In a post-COVID world, consumers are looking more at food as medicine and trying to manage their health through daily routines, diet and lifestyle changes, Elizondo said. “Food and beverage brands, and CPGs are challenged to differentiate in this new era of heightened health awareness. Motivated, health-conscious consumers are turning to the food industry for solutions and finding limited solutions that meet their health needs.”
Unlocking the Health Benefits of Plant Nutrients
Brightseed is poised to release a bioactive ingredient that comes from hemp hulls (the outer shell of the seed) that are rich in N-trans-caffeoyltyramine (NCT) and N-trans-feruloyltyramine (NFT) – one of the bioscience company’s earliest discoveries. In two pre-clinical trials, the phytonutrients have shown health benefits by clearing fat from the liver in mice. The company hopes its product could help treat obesity and the management of non-alcoholic fatty liver disease.

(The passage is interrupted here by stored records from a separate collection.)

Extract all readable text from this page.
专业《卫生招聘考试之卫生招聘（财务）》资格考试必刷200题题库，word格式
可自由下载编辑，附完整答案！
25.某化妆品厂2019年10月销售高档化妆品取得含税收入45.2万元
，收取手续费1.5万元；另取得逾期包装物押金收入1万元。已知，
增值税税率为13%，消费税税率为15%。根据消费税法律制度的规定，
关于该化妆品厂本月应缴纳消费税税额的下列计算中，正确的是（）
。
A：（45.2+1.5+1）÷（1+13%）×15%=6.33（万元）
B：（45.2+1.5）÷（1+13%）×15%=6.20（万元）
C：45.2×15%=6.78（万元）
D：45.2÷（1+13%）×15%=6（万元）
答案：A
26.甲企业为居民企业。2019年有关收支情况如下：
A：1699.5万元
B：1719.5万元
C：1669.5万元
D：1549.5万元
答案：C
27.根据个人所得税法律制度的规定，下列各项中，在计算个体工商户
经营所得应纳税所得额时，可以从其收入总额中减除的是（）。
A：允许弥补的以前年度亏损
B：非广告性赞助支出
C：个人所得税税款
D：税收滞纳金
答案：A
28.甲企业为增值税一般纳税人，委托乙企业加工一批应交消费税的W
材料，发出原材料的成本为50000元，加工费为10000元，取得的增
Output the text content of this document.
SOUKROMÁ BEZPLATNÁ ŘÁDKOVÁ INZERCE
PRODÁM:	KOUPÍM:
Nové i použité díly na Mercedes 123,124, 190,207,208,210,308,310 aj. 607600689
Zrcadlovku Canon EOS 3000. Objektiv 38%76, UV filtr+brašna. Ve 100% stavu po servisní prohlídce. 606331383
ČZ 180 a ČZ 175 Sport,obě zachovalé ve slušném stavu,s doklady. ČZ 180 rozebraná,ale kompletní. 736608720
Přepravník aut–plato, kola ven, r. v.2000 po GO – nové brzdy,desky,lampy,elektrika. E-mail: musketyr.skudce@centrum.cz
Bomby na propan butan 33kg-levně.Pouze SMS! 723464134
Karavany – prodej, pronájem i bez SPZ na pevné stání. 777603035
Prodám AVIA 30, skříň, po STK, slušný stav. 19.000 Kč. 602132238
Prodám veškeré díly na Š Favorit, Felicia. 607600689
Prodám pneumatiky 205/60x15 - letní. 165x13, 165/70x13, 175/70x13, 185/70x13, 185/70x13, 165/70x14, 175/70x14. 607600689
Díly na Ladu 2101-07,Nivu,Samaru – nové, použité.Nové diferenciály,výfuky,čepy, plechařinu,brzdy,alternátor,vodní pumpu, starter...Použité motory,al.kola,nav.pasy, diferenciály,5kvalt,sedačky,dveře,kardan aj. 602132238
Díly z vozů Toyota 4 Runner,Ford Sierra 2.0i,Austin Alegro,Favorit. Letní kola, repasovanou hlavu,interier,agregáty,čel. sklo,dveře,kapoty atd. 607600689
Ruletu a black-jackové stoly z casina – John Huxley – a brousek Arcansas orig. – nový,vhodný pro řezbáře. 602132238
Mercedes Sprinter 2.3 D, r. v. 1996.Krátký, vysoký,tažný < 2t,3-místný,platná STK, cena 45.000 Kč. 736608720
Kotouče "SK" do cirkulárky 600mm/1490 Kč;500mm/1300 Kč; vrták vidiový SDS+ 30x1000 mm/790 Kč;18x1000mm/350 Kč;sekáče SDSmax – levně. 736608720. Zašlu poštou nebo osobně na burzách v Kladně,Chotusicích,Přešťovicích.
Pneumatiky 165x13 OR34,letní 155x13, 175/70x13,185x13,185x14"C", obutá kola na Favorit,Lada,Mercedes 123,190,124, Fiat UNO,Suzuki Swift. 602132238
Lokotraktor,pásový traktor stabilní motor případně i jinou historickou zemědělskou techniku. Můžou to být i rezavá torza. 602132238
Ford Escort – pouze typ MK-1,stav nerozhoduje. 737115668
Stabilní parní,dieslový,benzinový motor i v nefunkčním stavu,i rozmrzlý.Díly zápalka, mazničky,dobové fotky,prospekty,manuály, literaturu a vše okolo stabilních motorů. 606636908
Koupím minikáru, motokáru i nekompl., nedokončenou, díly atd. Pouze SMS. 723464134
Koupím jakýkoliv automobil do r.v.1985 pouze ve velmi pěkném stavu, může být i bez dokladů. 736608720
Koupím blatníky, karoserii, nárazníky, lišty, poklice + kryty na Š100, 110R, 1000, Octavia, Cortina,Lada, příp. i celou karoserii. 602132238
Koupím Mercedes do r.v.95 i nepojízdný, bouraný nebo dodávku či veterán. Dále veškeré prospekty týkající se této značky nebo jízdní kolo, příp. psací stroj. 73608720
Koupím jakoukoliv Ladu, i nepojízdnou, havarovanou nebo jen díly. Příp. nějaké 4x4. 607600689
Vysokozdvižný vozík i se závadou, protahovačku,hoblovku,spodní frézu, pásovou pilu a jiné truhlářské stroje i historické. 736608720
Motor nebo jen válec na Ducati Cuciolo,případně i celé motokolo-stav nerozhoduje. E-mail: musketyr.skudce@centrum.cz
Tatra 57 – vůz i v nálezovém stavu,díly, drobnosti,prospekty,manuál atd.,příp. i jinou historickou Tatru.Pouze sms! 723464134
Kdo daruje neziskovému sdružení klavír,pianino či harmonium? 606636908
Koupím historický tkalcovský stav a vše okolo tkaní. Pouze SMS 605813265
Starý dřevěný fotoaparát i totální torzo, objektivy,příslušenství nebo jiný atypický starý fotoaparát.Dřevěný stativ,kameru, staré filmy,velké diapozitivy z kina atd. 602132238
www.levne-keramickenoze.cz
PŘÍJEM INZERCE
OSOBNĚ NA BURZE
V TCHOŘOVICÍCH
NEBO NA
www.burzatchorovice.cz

Later this year, a hemp hull ingredient will be marketed as a whole food ingredient that benefits gut health. The company anticipates it will receive FDA GRAS (“Generally Regarded As Safe) certification as a food additive that maintains all the macronutrients and micronutrients from the original plant source. Additionally, the bioactive-rich hemp fiber is processed from upcycled from the agricultural waste stream and thus requires no additional farming to produce, Elizondo explained.
“The irony is that industry has been tossing the seed shells, or the outer wrapper of hemp hearts, without realizing they are a potential goldmine for human health. Armed with new insight, we can make better use of this sustainable resource,” she said in a company press release.
Over the years, Brightseed has partnered with CPG companies in discovery projects to pinpoint how plant bioactives in food directly benefit human health.
So far, Brightseed has partnered with Danone to unlock the health potential in soy, almonds and oats. Brightseed went on to work with Ocean Spray and helped discover 6,000 phytochemicals in cranberries. Early in January, Brightseed announced it had partnered with Olam Food Ingredients to help unlock the health benefits in black pepper and garlic.
In November 2021, the company received a $200,000 grant from the Bill & Melinda Gates Foundation to generate insights into improving maternal health and birth outcomes in balanced energy protein (BEP) food supplements that are recommended to pregnant women. The Forager computational platform hopes to illuminate the bioactives that contribute to better maternal and child outcomes.
Brightseed is following in the footsteps of other companies that are moving from innovation to ingredient production. Perfect Day was an innovator in animal-free dairy made using fermentation technology and has partnered with a number of companies to market animal-free ice cream, whey protein powders and other dairy products.
“Brightseed exists to re-activate the health that belongs in our food system, and we work in partnership with companies who are eager to define that,” Elizondo said.